ISS Urges Shareholders to Oppose BP Move to Scrap Climate Reporting Commitments

By Rosemary

Influential proxy advisory firm Institutional Shareholder Services has recommended that investors vote against a proposal by BP to withdraw longstanding climate reporting commitments, signaling a rare and notable challenge to the company’s board ahead of its upcoming annual meeting.

The recommendation, outlined in a detailed analysis circulated to clients, places ISS in opposition to BP’s leadership at a critical moment, as shareholders prepare to vote on whether to revoke two climate-related resolutions originally adopted in 2015 and 2019. Those measures, which received overwhelming backing from investors at the time, require the company to provide specific disclosures on its climate strategy and related risks.

Proxy advisory firms such as ISS play a significant role in shaping the outcome of shareholder votes, particularly among large institutional investors that rely on their guidance. It is relatively uncommon for such firms to directly oppose board recommendations on governance matters, making the stance taken in this case particularly consequential.

BP’s board has argued that the reporting requirements tied to the earlier resolutions have effectively been overtaken by more comprehensive, standardized disclosure frameworks that have since been introduced across the industry.
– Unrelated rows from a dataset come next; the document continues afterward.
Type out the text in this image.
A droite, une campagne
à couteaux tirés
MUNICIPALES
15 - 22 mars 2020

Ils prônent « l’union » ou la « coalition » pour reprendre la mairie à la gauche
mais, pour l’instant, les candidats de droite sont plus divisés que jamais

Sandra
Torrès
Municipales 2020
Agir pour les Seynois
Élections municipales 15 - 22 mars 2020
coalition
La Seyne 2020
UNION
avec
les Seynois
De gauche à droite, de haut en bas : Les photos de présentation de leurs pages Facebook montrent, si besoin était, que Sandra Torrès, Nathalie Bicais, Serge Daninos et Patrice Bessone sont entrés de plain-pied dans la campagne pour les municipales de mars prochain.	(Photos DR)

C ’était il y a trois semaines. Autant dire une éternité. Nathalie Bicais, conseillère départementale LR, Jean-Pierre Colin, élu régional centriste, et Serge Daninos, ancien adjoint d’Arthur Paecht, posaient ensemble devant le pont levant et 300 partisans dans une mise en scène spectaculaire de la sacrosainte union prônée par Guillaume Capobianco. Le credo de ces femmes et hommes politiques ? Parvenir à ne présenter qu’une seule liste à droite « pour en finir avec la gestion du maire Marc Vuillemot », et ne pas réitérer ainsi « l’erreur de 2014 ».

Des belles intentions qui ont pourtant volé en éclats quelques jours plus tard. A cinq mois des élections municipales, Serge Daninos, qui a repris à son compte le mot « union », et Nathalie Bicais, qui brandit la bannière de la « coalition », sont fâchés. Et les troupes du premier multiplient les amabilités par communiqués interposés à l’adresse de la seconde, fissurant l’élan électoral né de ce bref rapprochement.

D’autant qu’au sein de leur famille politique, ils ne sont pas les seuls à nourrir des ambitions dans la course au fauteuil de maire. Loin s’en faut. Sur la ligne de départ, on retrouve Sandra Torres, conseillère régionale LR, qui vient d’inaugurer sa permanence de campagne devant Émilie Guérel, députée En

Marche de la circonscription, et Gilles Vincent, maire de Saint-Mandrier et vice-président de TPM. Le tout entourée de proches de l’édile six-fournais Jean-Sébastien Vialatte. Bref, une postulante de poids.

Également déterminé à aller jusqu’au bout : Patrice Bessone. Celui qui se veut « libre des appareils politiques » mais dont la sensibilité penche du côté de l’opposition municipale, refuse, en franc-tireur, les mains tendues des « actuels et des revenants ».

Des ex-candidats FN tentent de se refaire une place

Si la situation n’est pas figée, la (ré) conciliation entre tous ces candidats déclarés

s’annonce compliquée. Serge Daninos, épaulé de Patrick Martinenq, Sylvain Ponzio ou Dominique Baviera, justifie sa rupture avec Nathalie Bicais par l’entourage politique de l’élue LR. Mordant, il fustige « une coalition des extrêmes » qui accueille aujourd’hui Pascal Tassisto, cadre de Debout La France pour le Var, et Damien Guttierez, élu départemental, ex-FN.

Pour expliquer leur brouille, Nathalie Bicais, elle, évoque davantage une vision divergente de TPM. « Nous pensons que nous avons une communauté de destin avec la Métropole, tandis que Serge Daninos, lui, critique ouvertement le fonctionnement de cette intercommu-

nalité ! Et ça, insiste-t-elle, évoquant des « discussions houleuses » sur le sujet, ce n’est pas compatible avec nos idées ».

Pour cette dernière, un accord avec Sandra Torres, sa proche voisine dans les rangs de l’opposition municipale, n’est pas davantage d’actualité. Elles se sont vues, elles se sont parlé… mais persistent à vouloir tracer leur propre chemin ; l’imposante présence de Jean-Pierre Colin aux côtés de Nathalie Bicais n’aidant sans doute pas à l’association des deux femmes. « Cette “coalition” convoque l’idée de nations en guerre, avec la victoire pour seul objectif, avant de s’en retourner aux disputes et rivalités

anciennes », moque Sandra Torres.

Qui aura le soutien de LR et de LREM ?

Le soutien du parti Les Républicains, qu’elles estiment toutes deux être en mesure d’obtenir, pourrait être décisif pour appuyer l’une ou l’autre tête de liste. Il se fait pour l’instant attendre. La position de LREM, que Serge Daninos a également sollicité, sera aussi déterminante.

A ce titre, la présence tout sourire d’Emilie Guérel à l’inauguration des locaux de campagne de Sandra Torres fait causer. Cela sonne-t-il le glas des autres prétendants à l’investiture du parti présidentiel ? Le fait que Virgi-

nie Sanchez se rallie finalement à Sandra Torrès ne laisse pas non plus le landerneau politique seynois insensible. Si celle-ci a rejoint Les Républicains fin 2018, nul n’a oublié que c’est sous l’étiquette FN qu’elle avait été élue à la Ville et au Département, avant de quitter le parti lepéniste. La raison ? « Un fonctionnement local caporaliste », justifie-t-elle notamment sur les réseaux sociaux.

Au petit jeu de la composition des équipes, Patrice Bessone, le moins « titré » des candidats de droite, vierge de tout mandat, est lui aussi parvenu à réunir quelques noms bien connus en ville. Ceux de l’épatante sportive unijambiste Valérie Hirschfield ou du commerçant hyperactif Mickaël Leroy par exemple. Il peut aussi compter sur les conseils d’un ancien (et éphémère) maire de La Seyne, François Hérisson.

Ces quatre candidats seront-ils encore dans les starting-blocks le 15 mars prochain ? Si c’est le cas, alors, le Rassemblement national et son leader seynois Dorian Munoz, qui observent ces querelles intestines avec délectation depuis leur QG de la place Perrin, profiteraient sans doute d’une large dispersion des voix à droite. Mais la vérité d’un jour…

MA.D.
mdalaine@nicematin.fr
According to the company, maintaining the older commitments could create redundancy and potentially reduce clarity in its reporting, given the evolution of global standards.

However, ISS rejected this reasoning, stating that the board had failed to present a sufficiently compelling justification for removing the resolutions. The advisory firm emphasized that revoking previously approved shareholder mandates is highly unusual, particularly within the United Kingdom, and warned that doing so without strong rationale could raise broader governance concerns.

In its assessment, ISS noted that the argument put forward by BP—that the legacy resolutions detract from the clarity of newer disclosures—does not adequately address the potential risks associated with eliminating them. The firm suggested that maintaining these commitments remains important for transparency and accountability, especially given the growing scrutiny of corporate climate strategies.

For the proposal to pass, BP must secure at least 75% support from shareholders at its April 23 annual general meeting. This represents a high threshold, particularly given the near-unanimous approval the original resolutions received when they were first introduced.

BP has indicated that, even if the resolutions are withdrawn, it will continue to report climate-related information in line with widely recognized frameworks, including those established by the Task Force on Climate-related Financial Disclosures and other regulatory requirements. The company maintains that these frameworks provide more consistent and comparable data for investors.

The dispute comes amid a broader push by a group of environmentally focused investors to strengthen BP’s climate commitments. Although these investors collectively represent a relatively small share of the company’s ownership—less than 0.5%—their campaign has gained visibility and momentum. The effort has been spearheaded by Follow This, which has been active in advocating for stricter emissions targets and enhanced corporate accountability across the energy sector.

In addition to its stance on the climate reporting resolutions, ISS has also recommended that shareholders vote against a separate proposal that would allow BP to hold fully virtual annual meetings. The advisory firm raised concerns about the potential impact on shareholder engagement, suggesting that online-only formats could limit opportunities for direct interaction between investors and company leadership.

The outcome of the upcoming vote is expected to serve as an important indicator of investor sentiment toward BP’s governance practices and its approach to climate-related disclosures. It also highlights the increasing influence of shareholder advocacy and proxy advisory firms in shaping corporate policy, particularly on issues related to environmental responsibility and transparency.